Impact of the credit crunch

As with any investment market, there are advantages and disadvantages of a rising and a falling market.

When property prices are rising, buy to let investors benefit from increased capital growth as house prices go up and tenant demand tends to grow as fewer tenants can afford to purchase. The downside for buy to let investors is that the cost of buying a property also rises and typically as rents grow more steadily over time than house prices, rent increases rarely keep up with increased investment costs. This results in buy to let returns tending to decrease.

The credit crunch changed the housing market in two main ways. Firstly, those that wanted to buy found they were unable to secure lending at a reasonable interest rate, and more importantly had to put down much larger deposits, such as 15-25% instead of 5-10%. This meant that even if people wanted to buy a home they didn't have the cash, so they had to rent or stay at home.

Secondly, with a fall in demand for residential property, prices started to slip and with all the bad news about banks and a pending recession, those that could still afford to buy decided to hold off. This led to further bad news about falls in property prices, people continued to delay buying and prices continued to fall and are likely to do so, until confidence and more flexible lending comes back into the market.

For the Lettings Market this initially gave the market a boost. From 2006 through to 2007, a slight oversupply in some areas had caused rental returns to fall to 4-6%. Meanwhile rising interest rates meant you could secure a 7-8% return by leaving your money in the bank. With the credit crunch driving down interest rates to 1.5% in December 2008 and now down to an all time low of 1%, even 4-6% returns makes buy to let a more attractive investment!

From the latter part of 2007 to the end of September 2008, rental demand shot through the roof.  People couldn't afford to purchase properties or were too frightened to, so they continued to rent or went into rented accommodation rather than bought. This led to a general rise of 10% in rental income - more in some areas, slightly less in others - providing a great financial boost to buy to let investors and letting agents.


However by October 2008, things started to change again. The volume of properties being let was still higher than the previous year (in most areas), however frustrated sellers, often courted by estate agents who were quickly turning to lettings to boost their flagging income, put their homes up for rent so they could move on.

This, for many areas, tipped them into oversupply again, and although the number of lets were going up, suddenly buy to let landlords were competing with homeowners desperate to rent their property.

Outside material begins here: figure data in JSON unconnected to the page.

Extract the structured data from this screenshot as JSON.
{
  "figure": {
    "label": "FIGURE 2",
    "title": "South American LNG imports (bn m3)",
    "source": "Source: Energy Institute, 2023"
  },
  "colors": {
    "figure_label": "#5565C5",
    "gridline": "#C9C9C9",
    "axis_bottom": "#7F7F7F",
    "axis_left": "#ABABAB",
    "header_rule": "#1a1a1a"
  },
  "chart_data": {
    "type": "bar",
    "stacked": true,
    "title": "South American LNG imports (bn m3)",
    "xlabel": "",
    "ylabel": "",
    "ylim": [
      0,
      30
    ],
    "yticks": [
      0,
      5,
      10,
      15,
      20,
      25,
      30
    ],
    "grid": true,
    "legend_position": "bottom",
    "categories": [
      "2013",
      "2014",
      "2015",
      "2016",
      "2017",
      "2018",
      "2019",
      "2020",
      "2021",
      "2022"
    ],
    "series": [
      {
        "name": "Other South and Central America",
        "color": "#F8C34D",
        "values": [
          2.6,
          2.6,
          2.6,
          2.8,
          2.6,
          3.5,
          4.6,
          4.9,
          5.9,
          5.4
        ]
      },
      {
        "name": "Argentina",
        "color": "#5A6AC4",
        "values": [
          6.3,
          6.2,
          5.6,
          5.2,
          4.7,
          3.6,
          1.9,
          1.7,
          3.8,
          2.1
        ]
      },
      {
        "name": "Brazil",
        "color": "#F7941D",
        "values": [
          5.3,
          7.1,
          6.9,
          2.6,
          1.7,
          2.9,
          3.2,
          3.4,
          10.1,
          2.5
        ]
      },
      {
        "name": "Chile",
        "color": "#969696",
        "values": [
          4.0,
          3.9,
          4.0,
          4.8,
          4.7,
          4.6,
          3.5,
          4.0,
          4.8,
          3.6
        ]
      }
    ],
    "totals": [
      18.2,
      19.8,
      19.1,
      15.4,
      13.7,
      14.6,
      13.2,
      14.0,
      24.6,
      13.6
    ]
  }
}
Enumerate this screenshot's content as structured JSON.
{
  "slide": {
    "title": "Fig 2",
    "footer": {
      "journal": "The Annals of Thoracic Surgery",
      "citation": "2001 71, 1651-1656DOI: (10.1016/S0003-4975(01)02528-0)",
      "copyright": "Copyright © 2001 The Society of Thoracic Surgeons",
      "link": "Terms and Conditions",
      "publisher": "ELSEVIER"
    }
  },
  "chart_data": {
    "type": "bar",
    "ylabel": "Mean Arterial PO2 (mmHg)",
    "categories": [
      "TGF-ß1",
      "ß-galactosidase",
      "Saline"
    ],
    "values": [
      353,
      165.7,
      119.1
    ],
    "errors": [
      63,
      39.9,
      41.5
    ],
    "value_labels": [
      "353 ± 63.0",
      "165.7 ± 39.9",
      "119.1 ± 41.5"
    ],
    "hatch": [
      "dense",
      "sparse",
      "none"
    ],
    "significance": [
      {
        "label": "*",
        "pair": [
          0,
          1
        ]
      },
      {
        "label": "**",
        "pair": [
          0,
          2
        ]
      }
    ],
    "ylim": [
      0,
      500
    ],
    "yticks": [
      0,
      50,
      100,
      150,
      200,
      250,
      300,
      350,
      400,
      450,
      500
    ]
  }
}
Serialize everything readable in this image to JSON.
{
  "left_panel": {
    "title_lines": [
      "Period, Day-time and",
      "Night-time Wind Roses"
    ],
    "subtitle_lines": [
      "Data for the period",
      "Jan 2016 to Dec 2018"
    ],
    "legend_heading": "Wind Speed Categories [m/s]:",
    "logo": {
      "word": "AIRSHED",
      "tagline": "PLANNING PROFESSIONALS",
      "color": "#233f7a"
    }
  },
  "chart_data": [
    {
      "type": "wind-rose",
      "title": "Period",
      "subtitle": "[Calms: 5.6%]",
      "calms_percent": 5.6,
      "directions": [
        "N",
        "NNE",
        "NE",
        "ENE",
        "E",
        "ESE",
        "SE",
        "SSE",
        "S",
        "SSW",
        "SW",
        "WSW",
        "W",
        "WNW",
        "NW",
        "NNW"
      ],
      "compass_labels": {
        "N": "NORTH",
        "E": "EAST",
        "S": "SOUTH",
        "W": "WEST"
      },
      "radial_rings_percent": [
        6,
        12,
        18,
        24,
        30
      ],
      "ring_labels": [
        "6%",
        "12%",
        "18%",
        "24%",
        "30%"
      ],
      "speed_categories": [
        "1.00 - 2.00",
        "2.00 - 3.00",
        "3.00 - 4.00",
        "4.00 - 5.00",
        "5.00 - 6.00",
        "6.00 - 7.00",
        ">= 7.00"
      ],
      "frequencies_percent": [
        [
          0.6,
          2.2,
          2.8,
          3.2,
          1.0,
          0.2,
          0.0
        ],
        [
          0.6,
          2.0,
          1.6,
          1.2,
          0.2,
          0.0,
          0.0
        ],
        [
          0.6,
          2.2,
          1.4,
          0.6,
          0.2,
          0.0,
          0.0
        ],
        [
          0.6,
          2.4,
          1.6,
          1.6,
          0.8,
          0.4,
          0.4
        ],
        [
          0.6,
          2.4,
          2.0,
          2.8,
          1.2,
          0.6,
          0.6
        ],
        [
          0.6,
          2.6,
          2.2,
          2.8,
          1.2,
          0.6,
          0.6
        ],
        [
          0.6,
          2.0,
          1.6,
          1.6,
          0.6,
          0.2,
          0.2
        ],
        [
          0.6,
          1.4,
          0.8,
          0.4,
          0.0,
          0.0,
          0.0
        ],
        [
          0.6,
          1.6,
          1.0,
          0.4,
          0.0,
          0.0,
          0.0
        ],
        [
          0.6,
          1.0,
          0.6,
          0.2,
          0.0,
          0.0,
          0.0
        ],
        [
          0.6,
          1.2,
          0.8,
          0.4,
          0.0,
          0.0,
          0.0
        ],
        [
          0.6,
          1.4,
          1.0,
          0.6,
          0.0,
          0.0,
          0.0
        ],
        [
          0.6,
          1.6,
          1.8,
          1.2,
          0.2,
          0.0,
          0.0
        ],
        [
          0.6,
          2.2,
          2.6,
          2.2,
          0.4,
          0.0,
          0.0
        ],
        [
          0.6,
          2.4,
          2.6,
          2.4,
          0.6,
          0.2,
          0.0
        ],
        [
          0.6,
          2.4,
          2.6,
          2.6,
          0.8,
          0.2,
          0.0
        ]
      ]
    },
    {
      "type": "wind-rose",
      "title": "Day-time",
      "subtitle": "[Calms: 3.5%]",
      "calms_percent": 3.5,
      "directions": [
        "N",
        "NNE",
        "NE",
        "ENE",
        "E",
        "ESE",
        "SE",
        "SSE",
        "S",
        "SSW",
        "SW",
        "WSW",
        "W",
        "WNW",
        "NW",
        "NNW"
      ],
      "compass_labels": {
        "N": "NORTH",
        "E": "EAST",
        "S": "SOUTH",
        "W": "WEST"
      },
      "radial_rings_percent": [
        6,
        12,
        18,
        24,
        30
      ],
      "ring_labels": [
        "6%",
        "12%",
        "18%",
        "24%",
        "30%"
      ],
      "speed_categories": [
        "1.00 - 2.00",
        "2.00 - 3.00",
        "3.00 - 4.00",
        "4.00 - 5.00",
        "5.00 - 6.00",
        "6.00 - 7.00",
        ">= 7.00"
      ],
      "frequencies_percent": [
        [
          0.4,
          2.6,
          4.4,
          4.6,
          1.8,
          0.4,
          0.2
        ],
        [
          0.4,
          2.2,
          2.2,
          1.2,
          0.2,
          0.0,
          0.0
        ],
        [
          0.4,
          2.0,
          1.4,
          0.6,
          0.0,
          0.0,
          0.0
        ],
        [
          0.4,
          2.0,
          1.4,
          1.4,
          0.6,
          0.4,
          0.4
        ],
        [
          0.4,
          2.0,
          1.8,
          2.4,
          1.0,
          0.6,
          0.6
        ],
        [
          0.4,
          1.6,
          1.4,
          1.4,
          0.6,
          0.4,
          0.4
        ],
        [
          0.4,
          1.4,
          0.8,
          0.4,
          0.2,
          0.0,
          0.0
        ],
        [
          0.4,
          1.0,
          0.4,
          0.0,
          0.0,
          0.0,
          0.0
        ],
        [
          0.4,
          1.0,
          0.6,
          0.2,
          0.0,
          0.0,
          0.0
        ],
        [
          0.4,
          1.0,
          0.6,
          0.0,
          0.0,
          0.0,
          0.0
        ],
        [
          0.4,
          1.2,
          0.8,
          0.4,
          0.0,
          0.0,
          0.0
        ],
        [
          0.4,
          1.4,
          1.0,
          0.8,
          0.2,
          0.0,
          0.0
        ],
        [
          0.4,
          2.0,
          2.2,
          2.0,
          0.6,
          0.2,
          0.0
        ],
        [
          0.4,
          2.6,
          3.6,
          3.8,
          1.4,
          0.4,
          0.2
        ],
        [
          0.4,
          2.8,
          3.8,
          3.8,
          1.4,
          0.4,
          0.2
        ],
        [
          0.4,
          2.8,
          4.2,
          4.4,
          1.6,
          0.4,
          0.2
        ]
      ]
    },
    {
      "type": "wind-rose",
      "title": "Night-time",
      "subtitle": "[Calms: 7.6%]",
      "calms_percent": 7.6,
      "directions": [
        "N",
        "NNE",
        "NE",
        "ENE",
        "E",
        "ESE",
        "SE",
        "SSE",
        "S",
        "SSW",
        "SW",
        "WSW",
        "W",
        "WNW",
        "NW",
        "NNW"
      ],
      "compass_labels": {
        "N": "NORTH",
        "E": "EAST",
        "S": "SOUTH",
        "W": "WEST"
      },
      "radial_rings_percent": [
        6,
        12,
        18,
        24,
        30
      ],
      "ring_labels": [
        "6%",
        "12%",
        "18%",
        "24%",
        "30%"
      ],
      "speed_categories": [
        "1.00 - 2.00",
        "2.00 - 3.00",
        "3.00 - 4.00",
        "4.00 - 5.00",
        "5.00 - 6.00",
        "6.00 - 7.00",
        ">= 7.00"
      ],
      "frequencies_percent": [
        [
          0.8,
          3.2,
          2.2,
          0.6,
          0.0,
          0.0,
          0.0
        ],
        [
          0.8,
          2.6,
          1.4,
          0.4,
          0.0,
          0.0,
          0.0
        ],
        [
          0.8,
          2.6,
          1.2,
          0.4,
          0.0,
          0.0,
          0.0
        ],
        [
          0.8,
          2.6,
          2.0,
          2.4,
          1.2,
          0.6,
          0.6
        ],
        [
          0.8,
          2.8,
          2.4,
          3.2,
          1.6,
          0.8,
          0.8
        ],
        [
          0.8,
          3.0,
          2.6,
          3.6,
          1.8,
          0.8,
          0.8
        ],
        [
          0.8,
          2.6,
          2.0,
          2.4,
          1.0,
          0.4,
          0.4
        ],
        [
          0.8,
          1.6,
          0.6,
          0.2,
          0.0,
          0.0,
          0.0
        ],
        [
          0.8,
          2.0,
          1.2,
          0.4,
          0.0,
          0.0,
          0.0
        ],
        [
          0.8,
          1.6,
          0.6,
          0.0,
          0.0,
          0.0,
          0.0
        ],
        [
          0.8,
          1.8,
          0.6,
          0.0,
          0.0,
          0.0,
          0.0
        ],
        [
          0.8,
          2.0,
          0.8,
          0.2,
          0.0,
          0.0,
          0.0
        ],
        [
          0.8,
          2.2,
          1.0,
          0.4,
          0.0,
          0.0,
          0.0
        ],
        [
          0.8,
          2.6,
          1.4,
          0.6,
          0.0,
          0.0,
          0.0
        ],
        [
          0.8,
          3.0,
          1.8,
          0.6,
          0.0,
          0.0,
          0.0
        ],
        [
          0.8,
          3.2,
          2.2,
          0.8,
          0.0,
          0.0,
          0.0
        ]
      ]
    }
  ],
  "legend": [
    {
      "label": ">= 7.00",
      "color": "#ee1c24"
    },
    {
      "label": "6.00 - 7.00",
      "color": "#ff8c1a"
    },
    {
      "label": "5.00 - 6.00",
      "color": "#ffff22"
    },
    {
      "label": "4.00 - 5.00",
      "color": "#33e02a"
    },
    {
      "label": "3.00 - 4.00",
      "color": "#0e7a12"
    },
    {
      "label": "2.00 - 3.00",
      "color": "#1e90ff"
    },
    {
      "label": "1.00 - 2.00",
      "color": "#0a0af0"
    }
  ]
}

Rental prices fell back and only the properties in the best areas, with the best value price tag were let.

In 2009, tenant demand is generally up and good value properties in good condition, in good areas are still renting at good prices. Those that hold out for too high a rent or have properties in not such good condition will struggle to let. Another issue that is on the increase as we head into recession is the rise in unemployment which will increase the number of tenants defaulting on their rent, so it is worth considering protecting against this.

The biggest difference in 2009 though, is that those buy to let investors who have the cash to buy property are starting to see the benefits of a falling housing market. Properties that were out of their price range are now becoming extremely good value for money, with reports of desperate sellers selling property at up to 50% below its current (low) market value. This allows investors to snap up bargain properties that when the market turns, will benefit from some great capital growth and help to boost those all important rental returns.